31 Ocak günü Boğaziçi Üniversitesi’nde öğrencilerin açtığı sergide, üzerine çeşitli amblemlerin konulduğu Kâbe fotoğrafının yerde fotoğraflanması üzerine başlatılan soruşturmada öğrenciler Allah namına tutuklandı. Hiç şaşmaz, yanıltmaz İslam argümanı kullanıldı ve göle çalınan bu maya yine yeni yeniden tuttu. Bununla kalınır mı? Kalınmadı. Soylu durur mu? Durmadı, verdi coşkuyu yapıştırdı cevabı: Gözaltına alınan öğrenciler için Twitter hesabından, ‘LGBTİ sapkını’ ifadesini kullandı. Twitter tarafından nefret içeriği barındırdığı gerekçesiyle Soylu’nun hesabına kısıtlama getirildi.
Gözaltılar hız kesmeden devam etti. 3 Şubat günü öğrencilerin çoğu serbest bırakıldı. Zaten öncesinde rektör olma hayallerinden de bahseden Rektör Melih Bulu gazetecilerin karşısına çıkarak, “Asla istifa etmem, makamım da makamım” dedi.
5 Şubat tarihinde üniversitede Hukuk Fakültesi ve İletişim Fakültesi açılacağı Resmi Gazete’de yayınlanarak yürürlüğe girdi.
Cumhurbaşkanı Erdoğan 8 Şubat’ta Prof. Dr. Ayşe Buğra’yı hedef alan sözler sarfetti. Karşı açıklama ise Buğra’nın öğrencilerinden geldi. Öğrenciler destek açıklamasında; “Ayşe Buğra’ya şahidiz” candır O can dediler.
10 Şubat çarşamba günü 140 akademisyen iktisatçı Buğra’ya destek bildirisi yayınladı.
…
Olaylar devam ediyor sayın, kayın ve maun seyirciler. Devam edeceğe de benziyor. Çekirdek çitleme faslımız bittiyse laf salatasına kaldığımız yerden devam edelim.

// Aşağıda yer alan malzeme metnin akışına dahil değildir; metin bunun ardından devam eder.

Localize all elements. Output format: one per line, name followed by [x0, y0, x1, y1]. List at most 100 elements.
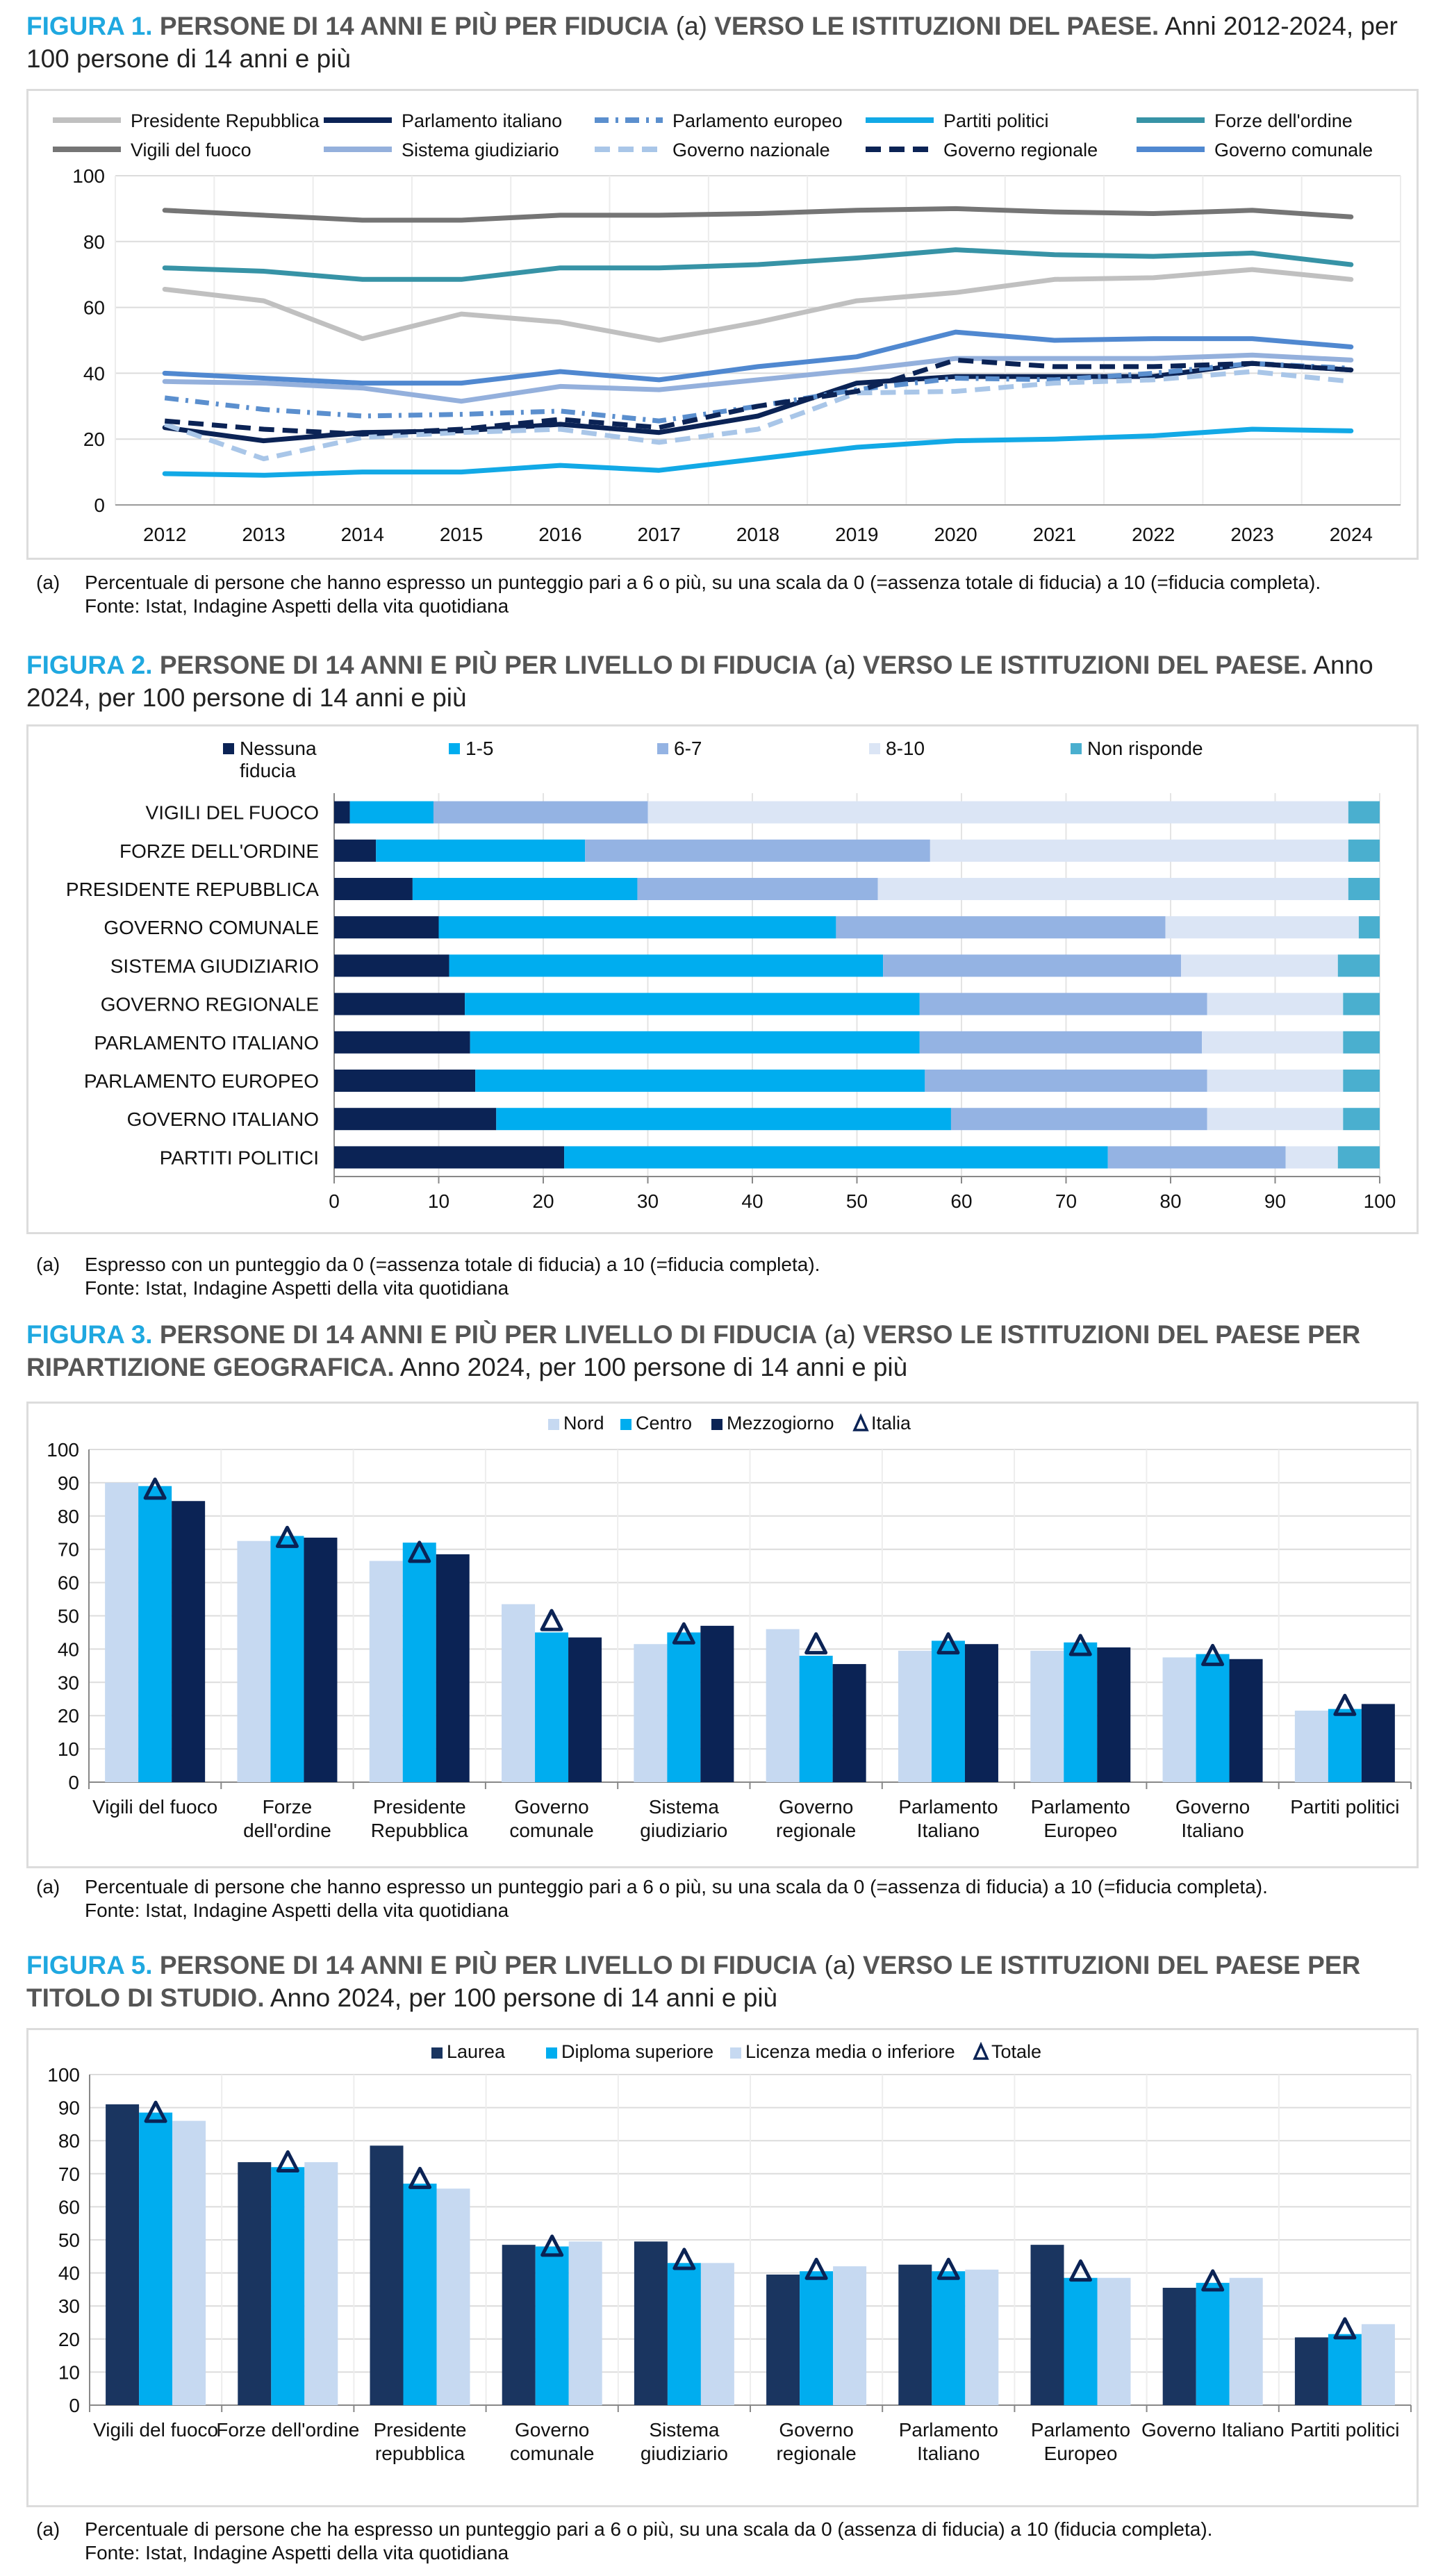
category-label-parlamento-italiano: PARLAMENTO ITALIANO	[94, 1032, 319, 1054]
category-label-governo-comunale-1: comunale	[510, 2443, 594, 2464]
category-label-sistema-giudiziario-1: giudiziario	[641, 2443, 728, 2464]
figure1-title-regular: Anni 2012-2024, per 100 persone di 14 an…	[26, 12, 1398, 73]
bar-sistema-giudiziario-non-risponde	[1337, 954, 1380, 977]
legend-swatch-non-risponde	[1071, 743, 1082, 754]
x-tick-label-0: 0	[329, 1190, 340, 1212]
bar-sistema-giudiziario-8-10	[1181, 954, 1338, 977]
category-label-governo-regionale-0: Governo	[779, 1796, 853, 1818]
bar-governo-comunale-nessuna-fiducia	[334, 916, 439, 939]
figure5-title-regular: Anno 2024, per 100 persone di 14 anni e …	[264, 1984, 778, 2012]
figure3-source: Fonte: Istat, Indagine Aspetti della vit…	[85, 1900, 509, 1921]
marker-governo-italiano-italia	[1201, 1643, 1225, 1666]
x-tick-label-2017: 2017	[638, 524, 681, 545]
series-line-forze-dell-ordine	[162, 247, 1354, 282]
bar-parlamento-italiano-nessuna-fiducia	[334, 1031, 470, 1054]
category-label-presidente-repubblica-1: Repubblica	[371, 1820, 469, 1841]
x-tick-label-30: 30	[637, 1190, 659, 1212]
bar-forze-dell-ordine-centro	[270, 1536, 304, 1782]
marker-forze-dell-ordine-totale	[276, 2150, 299, 2173]
x-tick-label-90: 90	[1264, 1190, 1286, 1212]
bar-governo-comunale-diploma-superiore	[535, 2246, 569, 2405]
x-tick-label-2014: 2014	[341, 524, 384, 545]
y-tick-label-20: 20	[58, 1705, 79, 1727]
category-label-sistema-giudiziario: SISTEMA GIUDIZIARIO	[110, 955, 319, 977]
marker-forze-dell-ordine-italia	[275, 1525, 299, 1548]
x-tick-label-20: 20	[532, 1190, 554, 1212]
legend-label-nessuna-fiducia-0: Nessuna	[240, 738, 317, 759]
category-label-partiti-politici: PARTITI POLITICI	[160, 1147, 319, 1168]
figure3-title-bold-a: PERSONE DI 14 ANNI E PIÙ PER LIVELLO DI …	[159, 1320, 818, 1349]
marker-presidente-repubblica-totale	[408, 2166, 431, 2189]
bar-governo-comunale-non-risponde	[1358, 916, 1380, 939]
x-tick-label-2019: 2019	[835, 524, 878, 545]
figure3-note: (a) Percentuale di persone che hanno esp…	[36, 1875, 1426, 1922]
legend-label-1-5-0: 1-5	[465, 738, 493, 759]
figure1-title-note: (a)	[668, 12, 715, 40]
y-tick-label-0: 0	[94, 495, 105, 516]
bar-governo-regionale-non-risponde	[1343, 992, 1380, 1015]
figure3-title: FIGURA 3. PERSONE DI 14 ANNI E PIÙ PER L…	[26, 1318, 1423, 1383]
x-tick-label-2022: 2022	[1132, 524, 1175, 545]
y-tick-label-60: 60	[58, 1572, 79, 1594]
bar-governo-comunale-laurea	[502, 2245, 536, 2405]
series-line-presidente-repubblica	[162, 267, 1354, 343]
figure3-note-text: Percentuale di persone che hanno espress…	[85, 1876, 1268, 1897]
x-tick-label-2012: 2012	[143, 524, 186, 545]
bar-sistema-giudiziario-diploma-superiore	[667, 2263, 701, 2405]
legend-item-partiti-politici: Partiti politici	[866, 110, 1049, 131]
x-tick-label-2021: 2021	[1033, 524, 1076, 545]
legend-label-governo-regionale: Governo regionale	[943, 140, 1098, 160]
figure1-title: FIGURA 1. PERSONE DI 14 ANNI E PIÙ PER F…	[26, 10, 1423, 75]
bar-governo-italiano-licenza-media-o-inferiore	[1229, 2277, 1263, 2405]
category-label-presidente-repubblica: PRESIDENTE REPUBBLICA	[66, 879, 319, 900]
y-tick-label-60: 60	[83, 297, 105, 319]
legend-label-totale: Totale	[991, 2041, 1041, 2062]
bar-parlamento-europeo-diploma-superiore	[1064, 2277, 1098, 2405]
marker-parlamento-italiano-totale	[936, 2257, 960, 2280]
figure1-title-bold-a: PERSONE DI 14 ANNI E PIÙ PER FIDUCIA	[159, 12, 669, 40]
figure5-note: (a) Percentuale di persone che ha espres…	[36, 2518, 1426, 2565]
marker-sistema-giudiziario-totale	[672, 2247, 696, 2270]
legend-label-forze-dell-ordine: Forze dell'ordine	[1214, 110, 1353, 131]
bar-vigili-del-fuoco-6-7	[433, 801, 648, 824]
legend-label-governo-nazionale: Governo nazionale	[672, 140, 830, 160]
x-tick-label-50: 50	[846, 1190, 868, 1212]
marker-partiti-politici-italia	[1333, 1693, 1357, 1716]
figure3-title-bold-b: VERSO LE ISTITUZIONI DEL PAESE PER RIPAR…	[26, 1320, 1361, 1381]
y-tick-label-50: 50	[58, 2229, 80, 2251]
bar-governo-italiano-nessuna-fiducia	[334, 1108, 497, 1131]
legend-label-parlamento-italiano: Parlamento italiano	[402, 110, 562, 131]
bar-sistema-giudiziario-licenza-media-o-inferiore	[700, 2263, 734, 2405]
y-tick-label-50: 50	[58, 1606, 79, 1627]
figure5-svg: Laurea Diploma superiore Licenza media o i…	[47, 2041, 1412, 2464]
y-tick-label-40: 40	[58, 1638, 79, 1660]
bar-governo-regionale-mezzogiorno	[832, 1663, 866, 1782]
bar-parlamento-italiano-licenza-media-o-inferiore	[965, 2269, 999, 2405]
bar-governo-comunale-nord	[502, 1604, 536, 1782]
bar-governo-italiano-mezzogiorno	[1229, 1659, 1263, 1782]
bar-parlamento-europeo-nord	[1030, 1650, 1064, 1782]
marker-vigili-del-fuoco-totale	[144, 2100, 167, 2123]
figure5-label: FIGURA 5.	[26, 1951, 153, 1979]
category-label-forze-dell-ordine: FORZE DELL'ORDINE	[119, 840, 319, 862]
figure1-note-text: Percentuale di persone che hanno espress…	[85, 572, 1321, 593]
legend-marker-italia	[852, 1413, 869, 1431]
category-label-governo-italiano: GOVERNO ITALIANO	[127, 1108, 319, 1130]
bar-sistema-giudiziario-nessuna-fiducia	[334, 954, 449, 977]
legend-label-presidente-repubblica: Presidente Repubblica	[131, 110, 320, 131]
category-label-presidente-repubblica-1: repubblica	[375, 2443, 465, 2464]
y-tick-label-100: 100	[72, 165, 105, 187]
figure5-note-text: Percentuale di persone che ha espresso u…	[85, 2518, 1213, 2540]
bar-parlamento-italiano-8-10	[1202, 1031, 1344, 1054]
figure1-chart: Presidente Repubblica Parlamento italiano…	[26, 89, 1419, 560]
bar-parlamento-italiano-6-7	[919, 1031, 1203, 1054]
bar-governo-italiano-non-risponde	[1343, 1108, 1380, 1131]
marker-partiti-politici-totale	[1333, 2317, 1357, 2340]
category-label-parlamento-italiano-1: Italiano	[917, 2443, 980, 2464]
category-label-governo-italiano-0: Governo Italiano	[1141, 2419, 1284, 2441]
figure2-title-bold-a: PERSONE DI 14 ANNI E PIÙ PER LIVELLO DI …	[159, 651, 818, 679]
figure2-title-regular: Anno 2024, per 100 persone di 14 anni e …	[26, 651, 1373, 712]
figure1-source: Fonte: Istat, Indagine Aspetti della vit…	[85, 595, 509, 617]
category-label-sistema-giudiziario-0: Sistema	[649, 2419, 720, 2441]
bar-sistema-giudiziario-centro	[667, 1632, 701, 1782]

Bu devlet yönetiminin gençlerine attığı en büyük kazık bu oldu; sen okusan, çabalasan, geceni gündüzüne katıp hedefine ulaşsan, Boğaziçi Üniversitesini kazansan da benim gibi olmazsan, bana uymazsan ve dayatıldığı gibi düşünmezsen terörist ilan edilirsin. Sana bu ülkede ne var? Öteki olmak var ve burada sana ekmek yok.
Döngüyü eskiye çevirmek feleğin çarkına çomak sokmak direniş ile mümkün mü?
Onu her hukuksuzluğa susupta 2 Ocak itibariyle aktivist aslan kesilenlere sormak lazım.. Bana sorarsanız Türkiye için hayallerimizi süsleyen adalet treni çoktaaan kaçtı.